Official recognition comes with a price. Thus far, bitcoin transactions have not been subject to sales tax or its more widely used equivalent, the value added tax (VAT). According to Germany's federal ministry of finance, that should change. The government has reportedly said it would not provide "a tax exemption on commercial activities that use Bitcoins." Bitcoin users should pay capital gains tax, and they "should now pay sales tax (VAT) as well" (TechCrunch).
Perhaps they should. Yet as the Huffington Post points out, "Bitcoin is virtually impossible to tax." This is because it is anonymous and unregulated:
"There is no way for governments to know who owns what, who is paying whom, what is being sold, who is buying what, and how much income a Bitcoin owner has."
Governments are becoming increasingly interested in the Bitcoin industry.

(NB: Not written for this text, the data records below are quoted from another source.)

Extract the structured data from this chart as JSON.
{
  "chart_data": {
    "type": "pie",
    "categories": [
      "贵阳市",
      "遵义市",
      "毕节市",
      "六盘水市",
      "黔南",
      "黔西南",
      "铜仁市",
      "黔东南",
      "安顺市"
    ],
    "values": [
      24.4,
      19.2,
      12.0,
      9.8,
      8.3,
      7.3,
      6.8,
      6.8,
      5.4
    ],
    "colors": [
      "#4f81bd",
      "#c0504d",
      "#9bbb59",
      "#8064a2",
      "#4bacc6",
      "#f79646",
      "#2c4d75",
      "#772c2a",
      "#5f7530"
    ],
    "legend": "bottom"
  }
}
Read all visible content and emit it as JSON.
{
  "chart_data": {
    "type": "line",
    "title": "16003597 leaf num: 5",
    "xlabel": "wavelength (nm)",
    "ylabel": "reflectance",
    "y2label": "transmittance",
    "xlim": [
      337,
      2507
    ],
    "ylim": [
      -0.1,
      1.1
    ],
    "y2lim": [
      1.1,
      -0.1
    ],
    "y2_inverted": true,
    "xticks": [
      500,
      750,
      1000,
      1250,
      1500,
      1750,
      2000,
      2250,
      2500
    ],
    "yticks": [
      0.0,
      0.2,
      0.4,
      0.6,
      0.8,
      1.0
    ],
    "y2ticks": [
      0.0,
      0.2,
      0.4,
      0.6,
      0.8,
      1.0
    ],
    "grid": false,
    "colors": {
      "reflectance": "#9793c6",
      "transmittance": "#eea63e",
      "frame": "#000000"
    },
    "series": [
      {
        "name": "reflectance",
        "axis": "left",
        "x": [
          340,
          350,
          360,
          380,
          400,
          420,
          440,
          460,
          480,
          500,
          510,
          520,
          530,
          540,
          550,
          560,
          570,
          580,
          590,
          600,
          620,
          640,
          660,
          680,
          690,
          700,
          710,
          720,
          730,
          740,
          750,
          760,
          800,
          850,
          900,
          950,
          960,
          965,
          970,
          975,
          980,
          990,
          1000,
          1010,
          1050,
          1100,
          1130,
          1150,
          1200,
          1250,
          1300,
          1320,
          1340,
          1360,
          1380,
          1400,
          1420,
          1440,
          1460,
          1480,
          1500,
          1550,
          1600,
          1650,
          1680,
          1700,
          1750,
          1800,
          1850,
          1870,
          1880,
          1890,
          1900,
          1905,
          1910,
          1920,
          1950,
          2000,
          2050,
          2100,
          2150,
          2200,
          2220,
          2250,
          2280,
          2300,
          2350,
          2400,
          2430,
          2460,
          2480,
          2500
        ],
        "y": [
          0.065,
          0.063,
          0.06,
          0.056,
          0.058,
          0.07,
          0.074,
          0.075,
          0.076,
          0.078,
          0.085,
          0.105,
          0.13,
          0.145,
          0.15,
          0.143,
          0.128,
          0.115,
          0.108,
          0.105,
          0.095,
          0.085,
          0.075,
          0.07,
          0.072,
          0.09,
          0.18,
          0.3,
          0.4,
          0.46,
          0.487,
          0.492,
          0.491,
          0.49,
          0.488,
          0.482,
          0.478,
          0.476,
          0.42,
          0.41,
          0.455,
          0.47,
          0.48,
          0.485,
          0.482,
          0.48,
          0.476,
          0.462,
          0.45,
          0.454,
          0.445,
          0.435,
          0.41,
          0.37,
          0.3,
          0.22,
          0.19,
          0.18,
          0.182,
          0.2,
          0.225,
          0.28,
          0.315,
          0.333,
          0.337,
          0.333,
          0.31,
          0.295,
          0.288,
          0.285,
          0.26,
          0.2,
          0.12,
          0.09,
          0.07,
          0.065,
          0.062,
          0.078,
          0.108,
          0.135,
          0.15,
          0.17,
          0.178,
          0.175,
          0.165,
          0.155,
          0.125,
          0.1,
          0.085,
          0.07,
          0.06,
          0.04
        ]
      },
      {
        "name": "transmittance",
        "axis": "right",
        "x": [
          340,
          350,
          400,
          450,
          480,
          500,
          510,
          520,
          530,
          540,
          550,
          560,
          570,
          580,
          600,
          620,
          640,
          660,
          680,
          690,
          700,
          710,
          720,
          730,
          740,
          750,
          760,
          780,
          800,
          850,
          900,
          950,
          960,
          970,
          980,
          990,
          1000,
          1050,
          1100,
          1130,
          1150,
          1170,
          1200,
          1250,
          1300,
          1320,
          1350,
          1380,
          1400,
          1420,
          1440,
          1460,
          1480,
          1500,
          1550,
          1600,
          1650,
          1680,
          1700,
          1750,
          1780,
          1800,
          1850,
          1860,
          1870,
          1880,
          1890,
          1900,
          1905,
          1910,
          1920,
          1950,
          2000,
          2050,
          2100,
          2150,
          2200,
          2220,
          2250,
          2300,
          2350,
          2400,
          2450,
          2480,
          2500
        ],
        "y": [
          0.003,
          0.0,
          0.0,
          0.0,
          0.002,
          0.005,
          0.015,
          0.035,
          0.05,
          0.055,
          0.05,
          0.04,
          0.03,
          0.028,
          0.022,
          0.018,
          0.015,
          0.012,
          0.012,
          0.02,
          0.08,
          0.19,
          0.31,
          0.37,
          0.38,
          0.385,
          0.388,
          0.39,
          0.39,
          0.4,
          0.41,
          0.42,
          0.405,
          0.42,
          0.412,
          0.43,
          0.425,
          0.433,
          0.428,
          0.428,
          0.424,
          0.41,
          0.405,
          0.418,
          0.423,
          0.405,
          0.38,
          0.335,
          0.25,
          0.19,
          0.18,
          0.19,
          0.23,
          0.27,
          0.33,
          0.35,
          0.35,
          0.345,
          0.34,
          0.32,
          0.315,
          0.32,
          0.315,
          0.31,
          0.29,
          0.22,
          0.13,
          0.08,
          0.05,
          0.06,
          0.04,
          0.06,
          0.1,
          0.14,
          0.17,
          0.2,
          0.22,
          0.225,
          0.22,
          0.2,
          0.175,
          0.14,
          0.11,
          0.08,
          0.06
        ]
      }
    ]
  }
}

Germany's recent decision "legitimizes Bitcoin" and seeks to regulate it--can there be taxation without some sort of regulation? And in New York, "state financial regulators have subpoenaed Bitcoin businesses and raised the possibility of 'new regulatory guidelines.'"
It has been said that "Bitcoin is fundamentally based on mistrust," that it "was designed to evade governments and central banks." Whether or not governments will succeed in subject Bitcoin transactions to tax remains to be seen.